Veit's Blog

Unstar everything, unfollow everyone (sorry)

2/10/2023

A few weeks ago, GitHub changed its home feed. While I don’t want to comment on its utility generally, it’s been somewhat controversial, and for me personally, my home feed has become useless enough that I’ve overcome my usual inertia about changes like these and decided to take some action to make my home feed more useful.

So, what do I want in a home feed? Broadly speaking, I want two things: I want to see activity in repositories I’m watching, and see if and how people interact with my repositories.

Unfortunately, the only way that I saw to reclaim some sort of utility in my feed was to unstar all the repositories that I had starred, and to unfollow everyone I’ve been following. That’s a bit of a bummer, because it takes the joy out of the GitHub experience; a part of following and starring is just to give props to a person or project. Mostly what I want to express with either of those action is: “Hey, that’s pretty cool! You’re doing a great job!” It’s nice to be complimented.

So I want to apologize to all the people I’ve basically shafted in that way and robbed of their well-deserved compliments. It’s a fundamentally selfish thing to do, but it became somewhat important to me.

Phew. Now that that is out of the way, let’s dive into how I did it, shall we? After all, it might be a nice little exercise in scripting an API from Glamorous Toolkit, my weapon of choice. After all, I had around 1,400 starred repositories and followed over 170 people, and I wasn’t going to click through all of that manually.

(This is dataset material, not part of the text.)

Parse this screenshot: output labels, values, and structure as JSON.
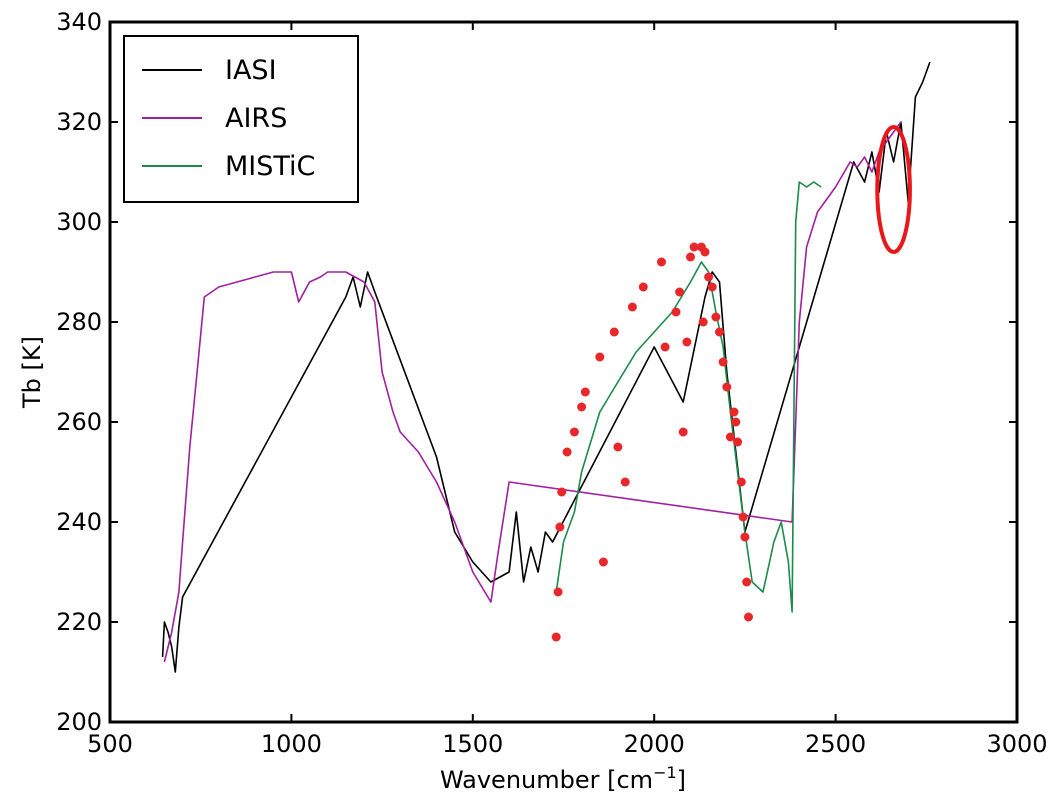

A dive into the GitHub API

GitHub has a reasonable, well-documented REST API that I’ve used before and decided to use again. The first thing I always forget is how to generate an API token (hint: this is how you do it). They have two flavors, ”fine-grained” and “classic”, and as an aging developer and overall purist of course I chose the classic option (and definitely not because I couldn’t for the life of me figure out what scopes I needed to select in the fine-grained version).

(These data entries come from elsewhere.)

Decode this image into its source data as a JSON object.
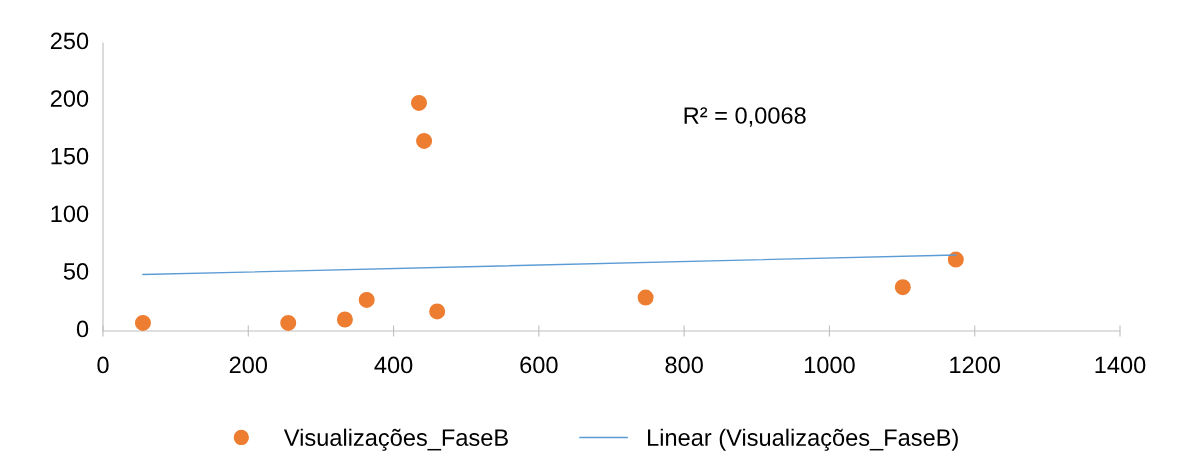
{
  "chart_data": {
    "type": "scatter",
    "x": [
      55,
      255,
      333,
      363,
      435,
      442,
      460,
      747,
      1101,
      1174
    ],
    "series": [
      {
        "name": "Visualizações_FaseB",
        "color": "#ed7d31",
        "marker": "circle",
        "values": [
          7,
          7,
          10,
          27,
          198,
          165,
          17,
          29,
          38,
          62
        ]
      },
      {
        "name": "Linear (Visualizações_FaseB)",
        "type": "line",
        "color": "#5b9bd5",
        "x": [
          55,
          1174
        ],
        "values": [
          49,
          66
        ]
      }
    ],
    "xlim": [
      0,
      1400
    ],
    "xticks": [
      0,
      200,
      400,
      600,
      800,
      1000,
      1200,
      1400
    ],
    "ylim": [
      0,
      250
    ],
    "yticks": [
      0,
      50,
      100,
      150,
      200,
      250
    ],
    "annotations": [
      "R² = 0,0068"
    ],
    "legend": "bottom",
    "grid": false
  }
}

Anyway, we end up with a token in our clipboard that we can copy into a variable..

aToken := Clipboard clipboardText
  

Next, we need to figure out how to get to our starred repositories. The /user endpoint holds all information about the currently authenticated user, and it has a sub-endpoint /user/starred that does exactly what we need.

repos := STONJSON fromString: (ZnClient new
	url: 'https://api.github.com/user/starred';
	setBearerAuthentication: aToken;
	get)
  

We can then go through these repositories and delete them by using the information from the list elements.

repos
	do: [ :aRepo | 
		ZnClient new
			url: 'https://api.github.com/user/starred/' , (aRepo at: 'owner' at: 'login') , '/'
					, (aRepo at: 'name');
			setBearerAuthentication: aToken;
			delete ]
  

Unfortunately, I had enough repositories starred that pagination kicked in. Too lazy to figure out how to paginate, I just decided to call the list endpoint until I got an empty list or null, at which point I assumed I was done. The resulting code is an awful whileTrue: loop, which is only excusable because we’re scripting, baby:

[ repos := STONJSON
		fromString: (ZnClient new
				url: 'https://api.github.com/user/starred';
				setBearerAuthentication: aToken;
				get).
repos isEmptyOrNil not ]
	whileTrue: [ repos
			do: [ :aRepo | 
				ZnClient new
					url: 'https://api.github.com/user/starred/' , (aRepo at: 'owner' at: 'login') , '/'
							, (aRepo at: 'name');
					setBearerAuthentication: aToken;
					delete ] ]
  

We now know the drill for people we follow. Get the list, delete, iterate until empty. How do we get the list? This endpoint I just guessed by looking at the schema above, and figured that /user/following might work.

following := STONJSON fromString: (ZnClient new
	url: 'https://api.github.com/user/following';
	setBearerAuthentication: aToken;
	get)
  

That one indeed does the trick! Now, let’s delete, and this time jump right into the whileTrue: version. Two things: because I am the follower, I called the model I’m getting aLeader—I might as well have called it aUser, but I felt cute. As for the endpoint for deletion, I guessed, and guessed right again: just append the name of the user you want to unfollow to the endpoint above, and send a DELETE request.

[ following := STONJSON
		fromString: (ZnClient new
				url: 'https://api.github.com/user/following';
				setBearerAuthentication: aToken;
				get).
following isEmptyOrNil not ]
	whileTrue: [ following
			do: [ :aLeader | 
				ZnClient new
					url: 'https://api.github.com/user/following/' , (aLeader at: 'login');
					setBearerAuthentication: aToken;
					delete ] ]
  

Aaaaaaand I’m all alone in my feed. Whether that sentence is filled with dread or bliss I’ll leave up to you.

Fin

Again, to all the people I’ve followed and whose repositories I’ve starred: I’m sorry, I still love you! You will always have that imaginary internet point in my heart.

And to all of you who might want to do the same and I might be the collateral damage this time: No hard feelings, you may even use this blog post as inspiration!